Typo in 15 September quiz - but no need to rescore (1383)

In the 15 September regarding the use of FORALL with more than one DML statement, two of the incorrect choices were even more incorrect than I had originally intended. They both ended with this line:
WHERE l_nums (indx);
but they should have been:
WHERE custnum = l_nums (indx);
This typo does not affect the scoring of the quiz, but I did not intend it to look like this. So I hereby award a prize of an O'Reilly ebook to Frank Schmitt for pointing out this typo. I will fix the text in the choices to reflect my original intention.


  1. While the potential performance issues with dynamic PL/SQL blocks within FORALL statements are sufficient to discourage their use, there is an even better reason not to use them: the use of dynamic PL/SQL with FORALL depends on behavior that is outside of documented capabilities.
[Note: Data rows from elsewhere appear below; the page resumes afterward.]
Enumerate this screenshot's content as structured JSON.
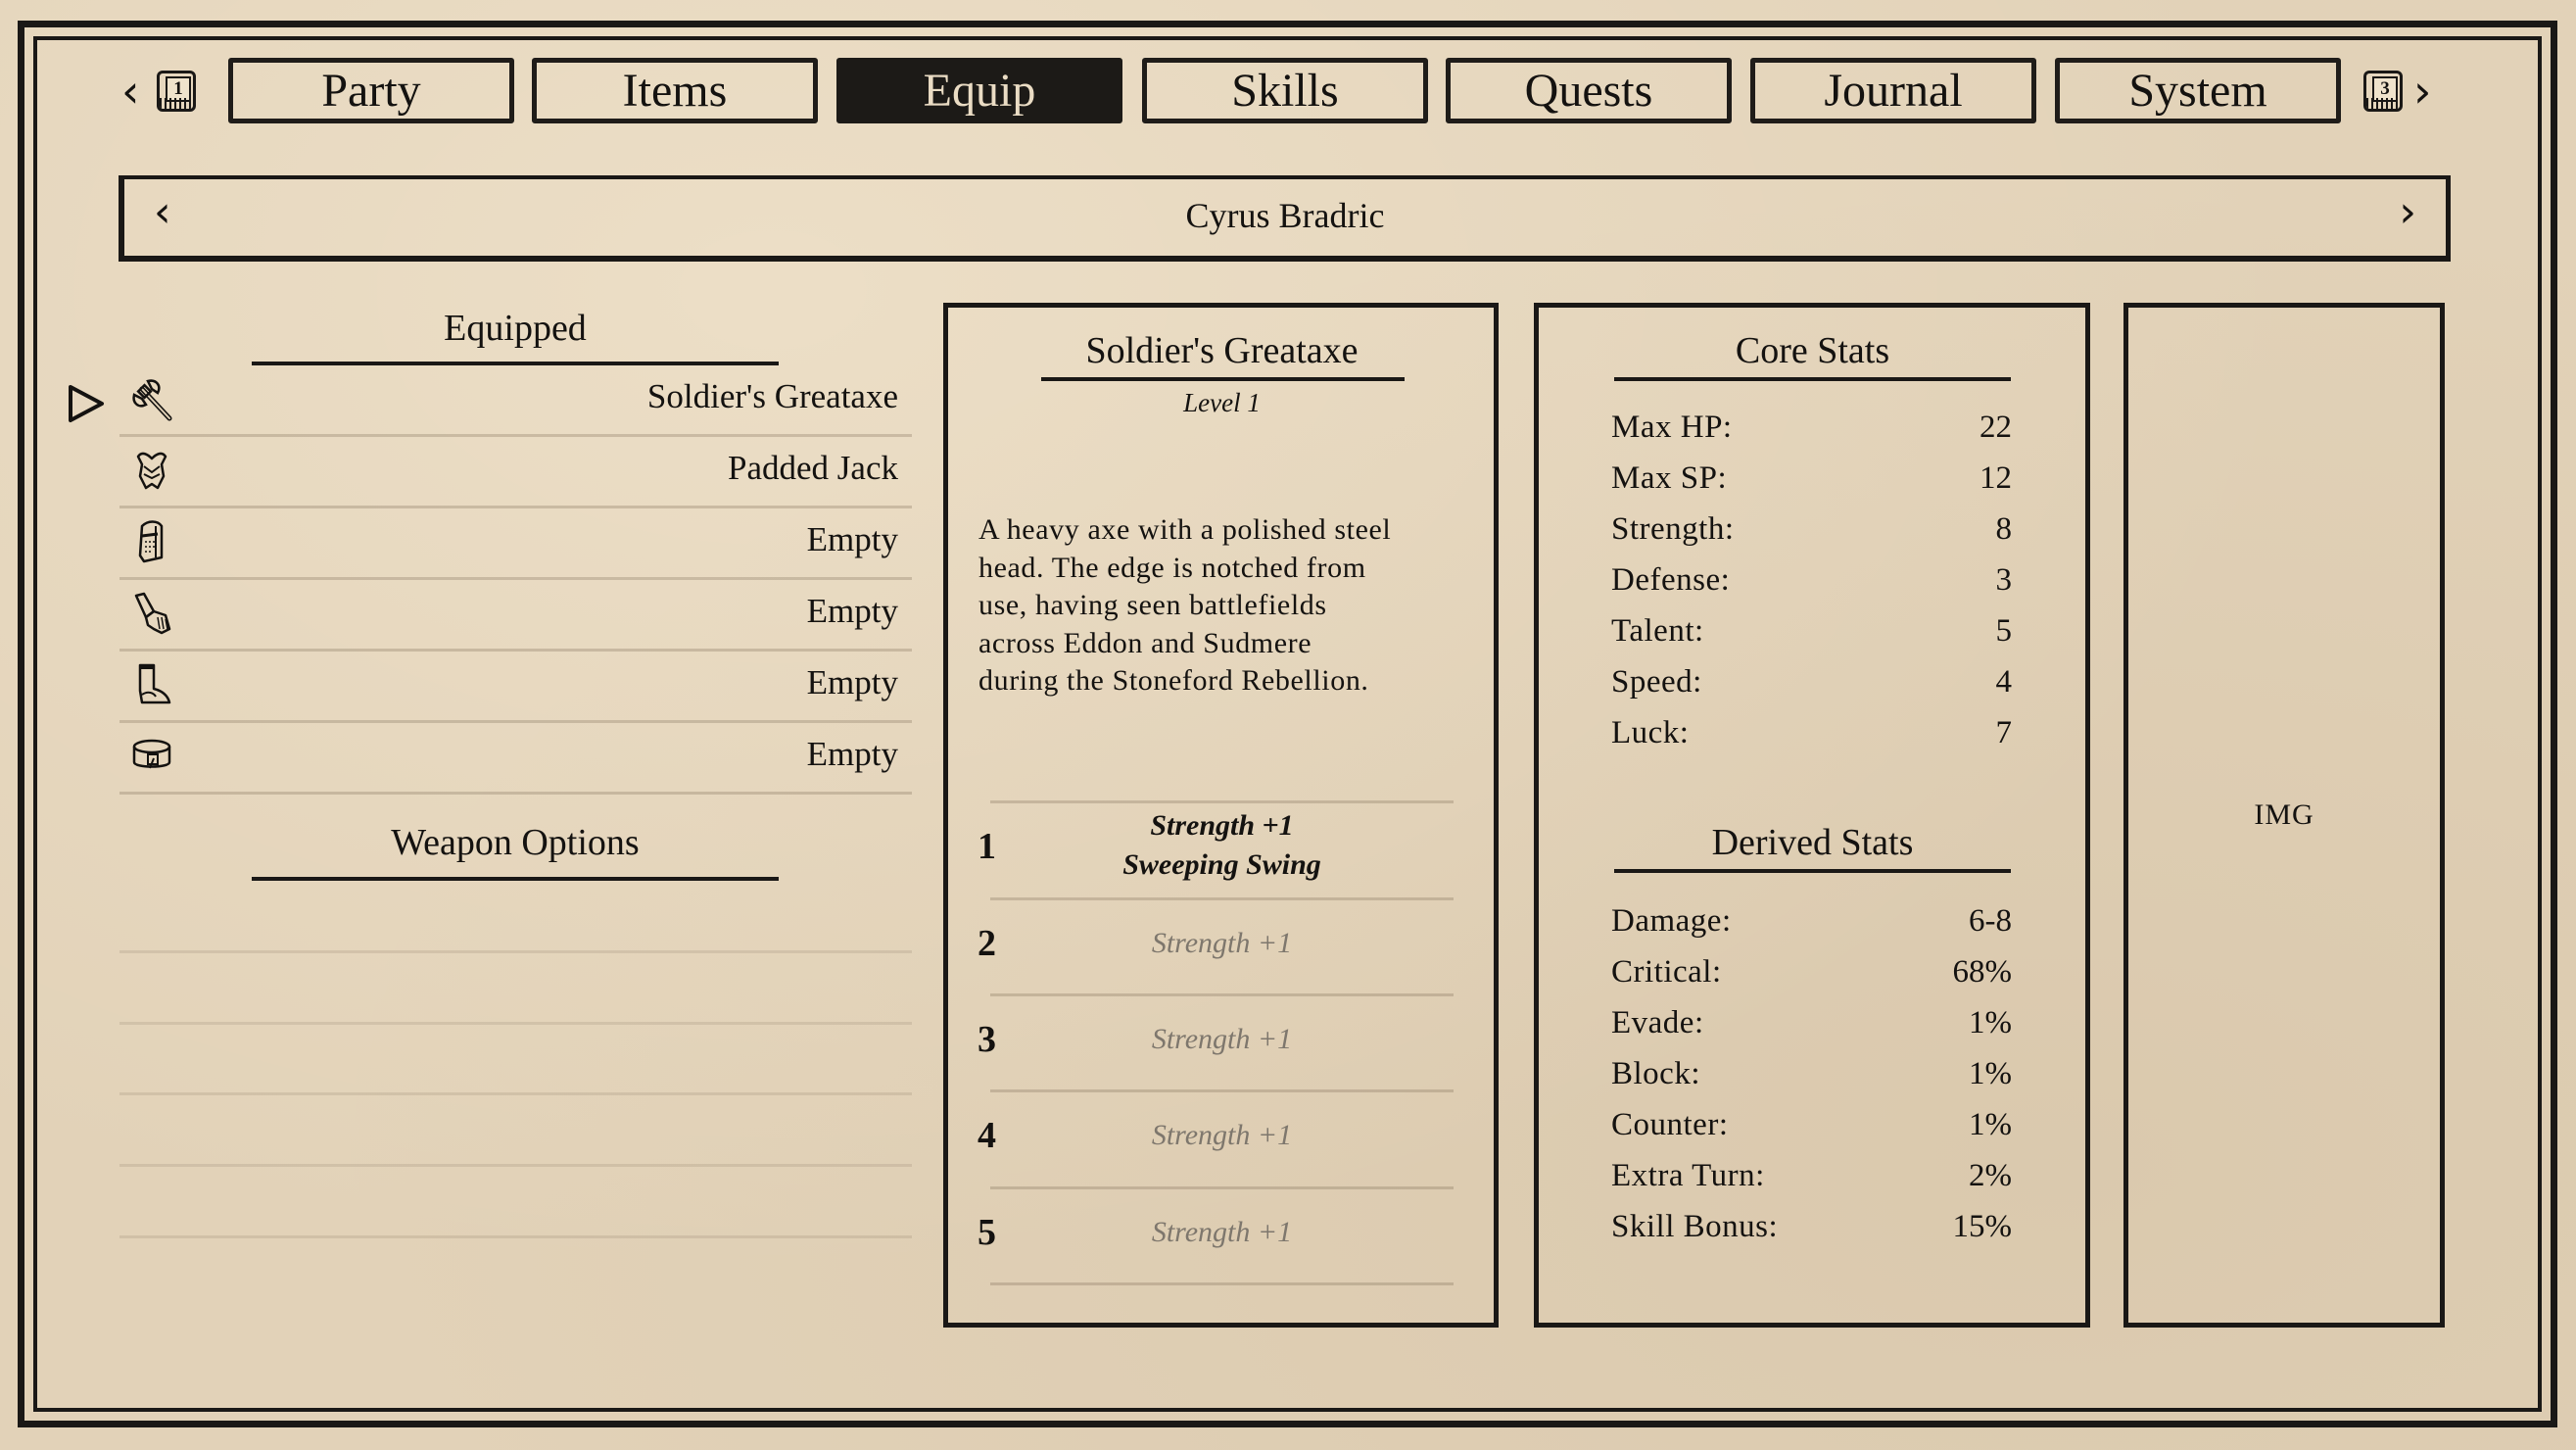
{
  "nav": {
    "prev_key": "1",
    "next_key": "3",
    "prev_chevron": "‹",
    "next_chevron": "›",
    "tabs": [
      {
        "label": "Party",
        "active": false
      },
      {
        "label": "Items",
        "active": false
      },
      {
        "label": "Equip",
        "active": true
      },
      {
        "label": "Skills",
        "active": false
      },
      {
        "label": "Quests",
        "active": false
      },
      {
        "label": "Journal",
        "active": false
      },
      {
        "label": "System",
        "active": false
      }
    ]
  },
  "character": {
    "name": "Cyrus Bradric",
    "prev_chevron": "‹",
    "next_chevron": "›"
  },
  "equipped": {
    "heading": "Equipped",
    "selected_index": 0,
    "slots": [
      {
        "icon": "axe-icon",
        "label": "Soldier's Greataxe"
      },
      {
        "icon": "chest-armor-icon",
        "label": "Padded Jack"
      },
      {
        "icon": "helmet-icon",
        "label": "Empty"
      },
      {
        "icon": "gauntlet-icon",
        "label": "Empty"
      },
      {
        "icon": "boot-icon",
        "label": "Empty"
      },
      {
        "icon": "belt-icon",
        "label": "Empty"
      }
    ]
  },
  "weapon_options": {
    "heading": "Weapon Options",
    "items": []
  },
  "item_detail": {
    "name": "Soldier's Greataxe",
    "level": "Level 1",
    "description": "A heavy axe with a polished steel head. The edge is notched from use, having seen battlefields across Eddon and Sudmere during the Stoneford Rebellion.",
    "description_lines": [
      "A heavy axe with a polished steel",
      "head. The edge is notched from",
      "use, having seen battlefields",
      "across Eddon and Sudmere",
      "during the Stoneford Rebellion."
    ],
    "levels": [
      {
        "num": "1",
        "bonus": "Strength +1",
        "skill": "Sweeping Swing",
        "unlocked": true
      },
      {
        "num": "2",
        "bonus": "Strength +1",
        "skill": "",
        "unlocked": false
      },
      {
        "num": "3",
        "bonus": "Strength +1",
        "skill": "",
        "unlocked": false
      },
      {
        "num": "4",
        "bonus": "Strength +1",
        "skill": "",
        "unlocked": false
      },
      {
        "num": "5",
        "bonus": "Strength +1",
        "skill": "",
        "unlocked": false
      }
    ]
  },
  "core_stats": {
    "heading": "Core Stats",
    "rows": [
      {
        "label": "Max HP:",
        "value": "22"
      },
      {
        "label": "Max SP:",
        "value": "12"
      },
      {
        "label": "Strength:",
        "value": "8"
      },
      {
        "label": "Defense:",
        "value": "3"
      },
      {
        "label": "Talent:",
        "value": "5"
      },
      {
        "label": "Speed:",
        "value": "4"
      },
      {
        "label": "Luck:",
        "value": "7"
      }
    ]
  },
  "derived_stats": {
    "heading": "Derived Stats",
    "rows": [
      {
        "label": "Damage:",
        "value": "6-8"
      },
      {
        "label": "Critical:",
        "value": "68%"
      },
      {
        "label": "Evade:",
        "value": "1%"
      },
      {
        "label": "Block:",
        "value": "1%"
      },
      {
        "label": "Counter:",
        "value": "1%"
      },
      {
        "label": "Extra Turn:",
        "value": "2%"
      },
      {
        "label": "Skill Bonus:",
        "value": "15%"
      }
    ]
  },
  "portrait": {
    "placeholder": "IMG"
  },
  "colors": {
    "paper": "#e2d2b8",
    "ink": "#141210",
    "active_tab_bg": "#1c1a17",
    "active_tab_text": "#eadcc4",
    "locked_text": "#7e776d"
  }
}
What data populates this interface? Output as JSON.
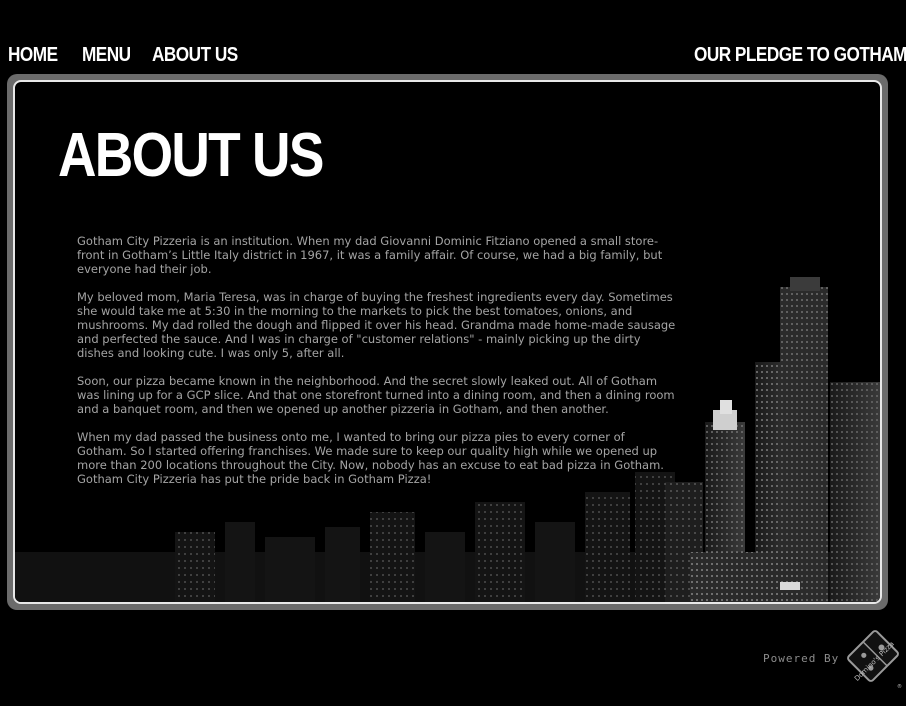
{
  "nav": {
    "home": "HOME",
    "menu": "MENU",
    "about": "ABOUT US",
    "pledge": "OUR PLEDGE TO GOTHAM"
  },
  "page": {
    "title": "ABOUT US",
    "paragraphs": [
      "Gotham City Pizzeria is an institution. When my dad Giovanni Dominic Fitziano opened a small store-front in Gotham’s Little Italy district in 1967, it was a family affair. Of course, we had a big family, but everyone had their job.",
      "My beloved mom, Maria Teresa, was in charge of buying the freshest ingredients every day. Sometimes she would take me at 5:30 in the morning to the markets to pick the best tomatoes, onions, and mushrooms. My dad rolled the dough and flipped it over his head. Grandma made home-made sausage and perfected the sauce. And I was in charge of \"customer relations\" - mainly picking up the dirty dishes and looking cute. I was only 5, after all.",
      "Soon, our pizza became known in the neighborhood. And the secret slowly leaked out. All of Gotham was lining up for a GCP slice. And that one storefront turned into a dining room, and then a dining room and a banquet room, and then we opened up another pizzeria in Gotham, and then another.",
      "When my dad passed the business onto me, I wanted to bring our pizza pies to every corner of Gotham. So I started offering franchises. We made sure to keep our quality high while we opened up more than 200 locations throughout the City. Now, nobody has an excuse to eat bad pizza in Gotham. Gotham City Pizzeria has put the pride back in Gotham Pizza!"
    ]
  },
  "footer": {
    "powered_by": "Powered By",
    "logo_text": "Domino's Pizza",
    "logo_mark": "®"
  },
  "colors": {
    "background": "#000000",
    "frame": "#6b6b6b",
    "panel_border": "#e8e8e8",
    "nav_text": "#ffffff",
    "body_text": "#a4a4a4"
  },
  "icons": {
    "logo": "dominos-logo-icon",
    "skyline": "city-skyline-illustration"
  }
}
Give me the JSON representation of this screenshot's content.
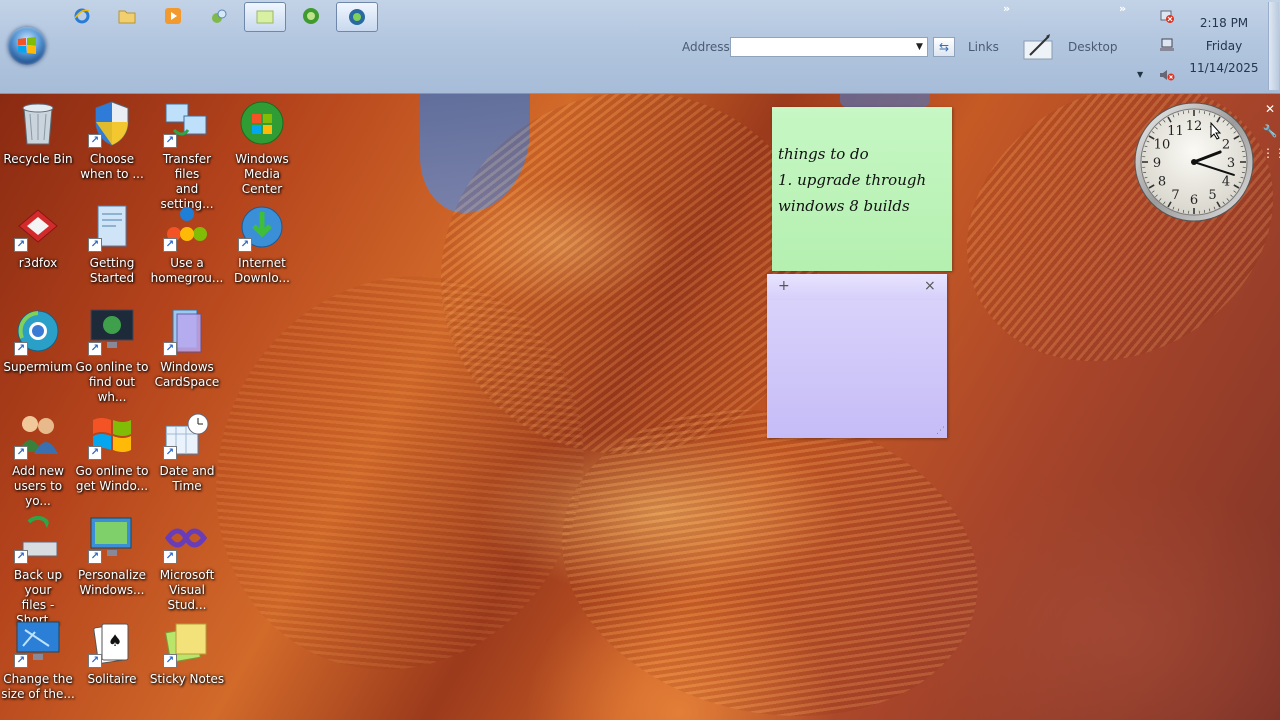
{
  "taskbar": {
    "quick_launch": [
      {
        "name": "internet-explorer-icon",
        "active": false
      },
      {
        "name": "folder-icon",
        "active": false
      },
      {
        "name": "media-player-icon",
        "active": false
      },
      {
        "name": "switch-windows-icon",
        "active": false
      },
      {
        "name": "sticky-notes-task-icon",
        "active": true
      },
      {
        "name": "media-center-task-icon",
        "active": false
      },
      {
        "name": "supermium-task-icon",
        "active": true
      }
    ],
    "address_label": "Address",
    "address_value": "",
    "links_label": "Links",
    "desktop_label": "Desktop",
    "chevron": "»",
    "tray": {
      "time": "2:18 PM",
      "day": "Friday",
      "date": "11/14/2025"
    }
  },
  "desktop_icons": [
    {
      "id": "recycle-bin",
      "label": "Recycle Bin",
      "shortcut": false,
      "kind": "recycle"
    },
    {
      "id": "choose-when",
      "label": "Choose\nwhen to ...",
      "shortcut": true,
      "kind": "shield"
    },
    {
      "id": "transfer-files",
      "label": "Transfer files\nand setting...",
      "shortcut": true,
      "kind": "transfer"
    },
    {
      "id": "windows-media-center",
      "label": "Windows\nMedia Center",
      "shortcut": false,
      "kind": "wmc"
    },
    {
      "id": "r3dfox",
      "label": "r3dfox",
      "shortcut": true,
      "kind": "r3dfox"
    },
    {
      "id": "getting-started",
      "label": "Getting\nStarted",
      "shortcut": true,
      "kind": "doc"
    },
    {
      "id": "use-homegroup",
      "label": "Use a\nhomegrou...",
      "shortcut": true,
      "kind": "homegroup"
    },
    {
      "id": "internet-download",
      "label": "Internet\nDownlo...",
      "shortcut": true,
      "kind": "idm"
    },
    {
      "id": "supermium",
      "label": "Supermium",
      "shortcut": true,
      "kind": "supermium"
    },
    {
      "id": "go-online-find",
      "label": "Go online to\nfind out wh...",
      "shortcut": true,
      "kind": "monitor-win"
    },
    {
      "id": "windows-cardspace",
      "label": "Windows\nCardSpace",
      "shortcut": true,
      "kind": "cardspace"
    },
    {
      "id": "add-users",
      "label": "Add new\nusers to yo...",
      "shortcut": true,
      "kind": "users"
    },
    {
      "id": "go-online-get",
      "label": "Go online to\nget Windo...",
      "shortcut": true,
      "kind": "winflag"
    },
    {
      "id": "date-time",
      "label": "Date and\nTime",
      "shortcut": true,
      "kind": "datetime"
    },
    {
      "id": "backup-files",
      "label": "Back up your\nfiles - Short...",
      "shortcut": true,
      "kind": "backup"
    },
    {
      "id": "personalize",
      "label": "Personalize\nWindows...",
      "shortcut": true,
      "kind": "personalize"
    },
    {
      "id": "visual-studio",
      "label": "Microsoft\nVisual Stud...",
      "shortcut": true,
      "kind": "vs"
    },
    {
      "id": "change-size",
      "label": "Change the\nsize of the...",
      "shortcut": true,
      "kind": "monitor"
    },
    {
      "id": "solitaire",
      "label": "Solitaire",
      "shortcut": true,
      "kind": "cards"
    },
    {
      "id": "sticky-notes",
      "label": "Sticky Notes",
      "shortcut": true,
      "kind": "sticky"
    }
  ],
  "sticky_notes": {
    "green_text": "things to do\n1. upgrade through\nwindows 8 builds",
    "purple_text": "",
    "add_glyph": "+",
    "close_glyph": "×"
  },
  "clock": {
    "time_shown": "2:18",
    "numerals": [
      "12",
      "1",
      "2",
      "3",
      "4",
      "5",
      "6",
      "7",
      "8",
      "9",
      "10",
      "11"
    ]
  },
  "colors": {
    "taskbar": "#b2c6df",
    "note_green": "#b5f0b0",
    "note_purple": "#c6bcf7"
  }
}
Oracle’s PL/SQL documentation explicitly states that FORALL works with static and dynamic DML statements; it does not mention PL/SQL blocks. The description of sql_statement in the PL/SQL Users Guide and Reference 10g Release 2 is “A static, such as UPDATE or DELETE, or dynamic (EXECUTE IMMEDIATE) DML statement that references collection elements in the VALUES or WHERE clauses.” Given the level of detail provided, it is very unlikely that a more general capability was intended.

    I do not argue that dynamic PL/SQL blocks won’t work with FORALL (even dynamic DDL happens work), only that it should be considered an unsupported accident of implementation and as such should not be depended upon. The issue of undocumented behavior has come up before in the quiz discussions and the usual response has been to advocate running some test code to confirm behavior. When dealing with unclear documentation, I agree that running some test cases is a reasonable approach to clarifying one’s understanding; however, no number of test cases can demonstrate that behavior contrary to the documentation is intended. An inability to perform as documented would be considered a defect. Failure to report an attempt to use a feature outside of its documented capabilities should also be considered a defect.

    Quiz answers should not depend on behavior that is contrary to that described in Oracle’s documentation; such behavior could change with any patch. On more than one occasion I have had to modify legacy code that once worked but then failed after an Oracle patch updated the system to enforce documented behavior. Which question should be the basis of determining a quiz’s correct responses, “does it work?” or “is it valid PL/SQL?” If the latter, then choices that depend on undocumented behavior should not be deemed correct since such reliance is not valid. Accepting responses that happen to work reduces an affected quiz to a trivia contest or a test of one’s ability to quickly enter and run the test code.

    I am not requesting a rescore. Although I was fully aware that dynamic SQL DML statements can be used with FORALL, I rejected the choice that was presented because a PL/SQL block is not a DML statement.

  2. The quiz question does a great job of doing what it should do - educate on what PL/SQL is capable of. As long as the answer adds the caveat that a particular answer is not good practice (even though it happens to work), it has educational value. In this case, it's made me aware of this behaviour, while at the same time making me aware that it doesn't seem to be supported by the Oracle docs, which is good to know.

  3. Excellent points, jhall62. I should make clear on that choice that this is an undocumented feature. I certainly make it pretty clear that there is no reason to use it.

    I am not going to take your advice in this regard though: "Quiz answers should not depend on behavior that is contrary to that described in Oracle’s documentation; such behavior could change with any patch."

    You are right that workarounds and undoc'd behavior can change. But one objective I have for the quiz is to encourage a sense of adventure and exploration of the PL/SQL language. I am not going to constrain myself to what is the in the docs, esp. because they often leave much to be desired.